Vielen Dank, Herr Kollege Oetjen. - Da weitere Wortmeldungen aus den Reihen der Fraktionen gerade in dieser Sekunde eingetroffen sind, hat nun für die Fraktion Bündnis 90/Die Grünen Frau Kollegin Janssen-Kucz das Wort. Bitte!
Frau Präsidentin! Meine Damen und Herren! Herr Höntsch hat es schon einmal dargestellt: Wir haben vor einem Jahr gemeinsam für die Befristung der Neufassung des Niedersächsischen Gesetzes über die öffentliche Sicherheit und Ordnung hier gestimmt. Damals haben wir gesagt: Wir gehen davon aus, dass wir bis dahin ein neues Verfassungsschutzgesetz und auch ein neues Gefahrenabwehrgesetz haben werden.
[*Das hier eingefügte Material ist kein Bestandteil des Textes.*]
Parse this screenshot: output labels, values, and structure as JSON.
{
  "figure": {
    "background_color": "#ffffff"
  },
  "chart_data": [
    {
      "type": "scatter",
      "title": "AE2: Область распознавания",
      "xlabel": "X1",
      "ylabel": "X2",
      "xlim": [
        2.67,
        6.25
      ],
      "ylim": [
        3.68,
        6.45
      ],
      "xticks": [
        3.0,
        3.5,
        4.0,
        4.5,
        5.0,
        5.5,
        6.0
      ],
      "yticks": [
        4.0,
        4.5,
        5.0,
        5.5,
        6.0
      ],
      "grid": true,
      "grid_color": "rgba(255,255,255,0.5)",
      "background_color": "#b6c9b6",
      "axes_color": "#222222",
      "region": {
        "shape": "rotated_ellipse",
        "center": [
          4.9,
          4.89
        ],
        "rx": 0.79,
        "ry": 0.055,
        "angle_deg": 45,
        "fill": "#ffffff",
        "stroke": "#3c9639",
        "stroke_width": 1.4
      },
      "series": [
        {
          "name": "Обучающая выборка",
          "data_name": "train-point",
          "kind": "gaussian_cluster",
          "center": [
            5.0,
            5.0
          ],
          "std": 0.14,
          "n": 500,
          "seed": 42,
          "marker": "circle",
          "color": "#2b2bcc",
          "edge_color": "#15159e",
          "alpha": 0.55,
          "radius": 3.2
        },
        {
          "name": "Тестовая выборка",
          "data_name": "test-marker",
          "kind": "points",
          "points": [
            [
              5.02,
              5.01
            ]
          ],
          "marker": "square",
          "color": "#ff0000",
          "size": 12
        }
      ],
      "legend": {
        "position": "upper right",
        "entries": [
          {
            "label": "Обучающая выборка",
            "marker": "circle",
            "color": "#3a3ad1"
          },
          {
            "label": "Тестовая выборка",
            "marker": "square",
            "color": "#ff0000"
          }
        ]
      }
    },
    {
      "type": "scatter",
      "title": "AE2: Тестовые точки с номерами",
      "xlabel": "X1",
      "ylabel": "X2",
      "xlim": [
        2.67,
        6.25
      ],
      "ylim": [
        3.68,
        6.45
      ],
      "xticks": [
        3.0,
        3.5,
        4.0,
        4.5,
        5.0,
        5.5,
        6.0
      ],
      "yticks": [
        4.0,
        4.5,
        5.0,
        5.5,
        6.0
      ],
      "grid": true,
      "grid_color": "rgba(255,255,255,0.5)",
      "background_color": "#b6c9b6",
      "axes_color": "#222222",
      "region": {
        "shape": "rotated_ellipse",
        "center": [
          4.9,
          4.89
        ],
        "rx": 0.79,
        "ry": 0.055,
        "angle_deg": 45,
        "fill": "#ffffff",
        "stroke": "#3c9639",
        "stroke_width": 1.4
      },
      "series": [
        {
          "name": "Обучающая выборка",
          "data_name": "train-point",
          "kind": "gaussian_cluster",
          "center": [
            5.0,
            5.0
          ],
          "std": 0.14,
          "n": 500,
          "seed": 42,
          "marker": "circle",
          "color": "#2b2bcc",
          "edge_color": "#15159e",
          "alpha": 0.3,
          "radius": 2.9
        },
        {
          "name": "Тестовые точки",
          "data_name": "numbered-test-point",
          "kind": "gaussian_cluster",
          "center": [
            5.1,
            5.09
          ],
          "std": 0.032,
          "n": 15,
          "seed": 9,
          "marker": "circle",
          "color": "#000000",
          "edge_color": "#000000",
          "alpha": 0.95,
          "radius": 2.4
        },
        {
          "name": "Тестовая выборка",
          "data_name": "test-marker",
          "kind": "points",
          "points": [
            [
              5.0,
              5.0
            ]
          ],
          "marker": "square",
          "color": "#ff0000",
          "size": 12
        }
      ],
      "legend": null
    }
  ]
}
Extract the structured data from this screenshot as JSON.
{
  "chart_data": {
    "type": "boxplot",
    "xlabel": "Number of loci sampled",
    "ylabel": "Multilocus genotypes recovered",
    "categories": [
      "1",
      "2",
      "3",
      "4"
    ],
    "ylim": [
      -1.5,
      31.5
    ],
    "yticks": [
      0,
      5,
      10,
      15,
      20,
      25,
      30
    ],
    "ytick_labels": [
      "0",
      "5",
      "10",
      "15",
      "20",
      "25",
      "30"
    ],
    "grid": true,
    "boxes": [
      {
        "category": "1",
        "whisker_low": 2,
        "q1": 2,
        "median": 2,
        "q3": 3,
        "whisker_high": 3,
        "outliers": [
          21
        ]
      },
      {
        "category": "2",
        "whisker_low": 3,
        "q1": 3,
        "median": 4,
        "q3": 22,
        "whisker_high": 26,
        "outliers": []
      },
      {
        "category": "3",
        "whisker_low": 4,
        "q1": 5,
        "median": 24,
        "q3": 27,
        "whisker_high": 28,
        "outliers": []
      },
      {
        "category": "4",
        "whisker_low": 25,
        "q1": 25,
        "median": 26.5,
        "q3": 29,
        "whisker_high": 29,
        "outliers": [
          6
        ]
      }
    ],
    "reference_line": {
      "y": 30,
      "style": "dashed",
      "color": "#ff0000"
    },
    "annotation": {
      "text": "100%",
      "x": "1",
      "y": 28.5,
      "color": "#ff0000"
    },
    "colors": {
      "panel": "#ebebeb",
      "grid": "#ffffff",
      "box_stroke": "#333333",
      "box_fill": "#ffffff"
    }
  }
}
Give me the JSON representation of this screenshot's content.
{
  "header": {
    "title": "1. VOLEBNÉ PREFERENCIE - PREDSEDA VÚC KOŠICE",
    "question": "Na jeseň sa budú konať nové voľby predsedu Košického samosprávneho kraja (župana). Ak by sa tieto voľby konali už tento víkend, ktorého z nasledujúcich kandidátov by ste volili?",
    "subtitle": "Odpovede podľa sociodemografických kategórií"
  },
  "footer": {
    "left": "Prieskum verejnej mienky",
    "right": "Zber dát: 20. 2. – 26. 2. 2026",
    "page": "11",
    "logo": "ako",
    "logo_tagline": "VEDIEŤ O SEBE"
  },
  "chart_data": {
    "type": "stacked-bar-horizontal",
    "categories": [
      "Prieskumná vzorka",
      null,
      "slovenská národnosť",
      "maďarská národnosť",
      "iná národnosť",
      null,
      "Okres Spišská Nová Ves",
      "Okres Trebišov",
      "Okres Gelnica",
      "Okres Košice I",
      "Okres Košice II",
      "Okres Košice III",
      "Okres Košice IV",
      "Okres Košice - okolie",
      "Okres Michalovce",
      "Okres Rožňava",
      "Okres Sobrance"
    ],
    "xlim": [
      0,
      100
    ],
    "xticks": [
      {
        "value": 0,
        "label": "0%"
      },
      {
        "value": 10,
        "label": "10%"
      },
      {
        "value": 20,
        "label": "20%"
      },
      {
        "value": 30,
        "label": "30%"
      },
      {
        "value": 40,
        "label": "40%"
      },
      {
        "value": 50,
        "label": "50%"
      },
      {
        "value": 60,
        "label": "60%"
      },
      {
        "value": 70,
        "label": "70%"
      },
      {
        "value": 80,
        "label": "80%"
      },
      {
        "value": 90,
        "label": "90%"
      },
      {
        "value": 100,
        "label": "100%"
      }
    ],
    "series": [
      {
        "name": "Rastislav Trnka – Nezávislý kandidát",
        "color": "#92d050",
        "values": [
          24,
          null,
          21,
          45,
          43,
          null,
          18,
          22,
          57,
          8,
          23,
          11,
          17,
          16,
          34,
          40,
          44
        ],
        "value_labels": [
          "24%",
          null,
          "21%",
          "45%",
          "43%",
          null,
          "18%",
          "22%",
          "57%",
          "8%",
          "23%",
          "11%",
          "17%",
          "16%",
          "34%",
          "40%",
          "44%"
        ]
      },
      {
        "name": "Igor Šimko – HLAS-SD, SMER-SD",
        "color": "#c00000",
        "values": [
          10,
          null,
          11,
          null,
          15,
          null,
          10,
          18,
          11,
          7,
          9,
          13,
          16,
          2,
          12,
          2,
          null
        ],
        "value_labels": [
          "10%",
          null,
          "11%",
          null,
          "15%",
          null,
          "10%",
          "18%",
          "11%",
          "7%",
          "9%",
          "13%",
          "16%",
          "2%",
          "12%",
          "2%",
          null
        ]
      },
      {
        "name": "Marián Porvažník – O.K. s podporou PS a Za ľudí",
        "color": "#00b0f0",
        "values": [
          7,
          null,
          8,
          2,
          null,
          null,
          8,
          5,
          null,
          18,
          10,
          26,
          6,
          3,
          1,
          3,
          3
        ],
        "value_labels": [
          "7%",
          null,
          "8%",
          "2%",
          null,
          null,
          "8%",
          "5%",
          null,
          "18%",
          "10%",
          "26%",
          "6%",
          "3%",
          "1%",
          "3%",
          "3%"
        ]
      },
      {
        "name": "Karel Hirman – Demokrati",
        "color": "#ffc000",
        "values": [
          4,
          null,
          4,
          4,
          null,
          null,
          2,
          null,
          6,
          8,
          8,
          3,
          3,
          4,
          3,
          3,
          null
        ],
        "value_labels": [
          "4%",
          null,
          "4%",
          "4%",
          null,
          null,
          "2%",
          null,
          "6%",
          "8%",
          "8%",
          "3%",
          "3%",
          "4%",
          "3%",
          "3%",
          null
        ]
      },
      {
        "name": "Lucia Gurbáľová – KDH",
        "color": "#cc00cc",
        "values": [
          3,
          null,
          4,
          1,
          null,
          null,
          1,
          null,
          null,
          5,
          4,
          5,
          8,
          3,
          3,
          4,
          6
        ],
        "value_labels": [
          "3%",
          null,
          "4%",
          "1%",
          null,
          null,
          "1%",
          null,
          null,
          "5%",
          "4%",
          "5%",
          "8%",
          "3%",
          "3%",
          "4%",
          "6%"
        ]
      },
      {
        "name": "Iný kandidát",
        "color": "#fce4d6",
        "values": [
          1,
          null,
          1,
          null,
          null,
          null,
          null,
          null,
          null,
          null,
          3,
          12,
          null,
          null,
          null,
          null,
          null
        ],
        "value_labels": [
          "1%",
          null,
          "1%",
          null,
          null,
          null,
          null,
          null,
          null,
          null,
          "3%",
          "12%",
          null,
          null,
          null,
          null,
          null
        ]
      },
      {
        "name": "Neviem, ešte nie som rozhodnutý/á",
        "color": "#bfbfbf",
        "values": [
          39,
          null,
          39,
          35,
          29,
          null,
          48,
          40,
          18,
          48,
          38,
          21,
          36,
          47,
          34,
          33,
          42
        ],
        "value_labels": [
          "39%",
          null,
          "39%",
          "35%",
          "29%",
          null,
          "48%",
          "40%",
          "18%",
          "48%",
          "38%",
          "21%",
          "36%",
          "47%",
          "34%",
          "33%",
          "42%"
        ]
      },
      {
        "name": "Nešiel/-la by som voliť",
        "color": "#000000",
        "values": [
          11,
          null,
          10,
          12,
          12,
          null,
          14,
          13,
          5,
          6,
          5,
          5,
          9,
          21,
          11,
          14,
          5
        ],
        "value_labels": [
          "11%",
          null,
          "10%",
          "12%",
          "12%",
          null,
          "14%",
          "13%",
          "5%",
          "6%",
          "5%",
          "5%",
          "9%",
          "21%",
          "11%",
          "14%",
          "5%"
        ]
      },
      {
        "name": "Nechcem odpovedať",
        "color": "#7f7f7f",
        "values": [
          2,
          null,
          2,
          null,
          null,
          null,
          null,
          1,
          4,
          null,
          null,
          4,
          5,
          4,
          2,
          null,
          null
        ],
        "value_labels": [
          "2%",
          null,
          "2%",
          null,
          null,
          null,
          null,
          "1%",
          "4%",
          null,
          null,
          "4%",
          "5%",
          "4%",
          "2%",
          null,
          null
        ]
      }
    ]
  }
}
Im Rahmen dieser Gesetzgebungsverfahren wollten wir auch die Evaluierung vornehmen.
Wie Sie alle wissen, sind wir nicht so weit. Sie wissen aber auch, dass wir vor anderen Herausforderungen im innenpolitischen Bereich standen und stehen. Aber die Novellierung steht an, und auch die Evaluierung wird stattfinden. Aber es ist einfach Fakt - dem sollten auch Sie sich nicht verweigern, liebe FDP -: Wir benötigen eine Ermächtigungsgrundlage für Polizei und Verfassungsschutz, um weiterhin Bestandsdaten der Telekommunikationsunternehmen abfragen zu können.
Ich gehe ein bisschen auf die Zahlen ein. Die Polizei hat davon sehr zurückhaltend Gebrauch gemacht, nämlich 113-mal seit dem Inkrafttreten 2013 bis zum 1. Januar 2016. Auf der Basis dieser Auskünfte konnten Personenaufenthaltsorte ermittelt, Gefahrenanzeigen konkretisiert sowie Gefahrenorte und -quellen festgehalten werden.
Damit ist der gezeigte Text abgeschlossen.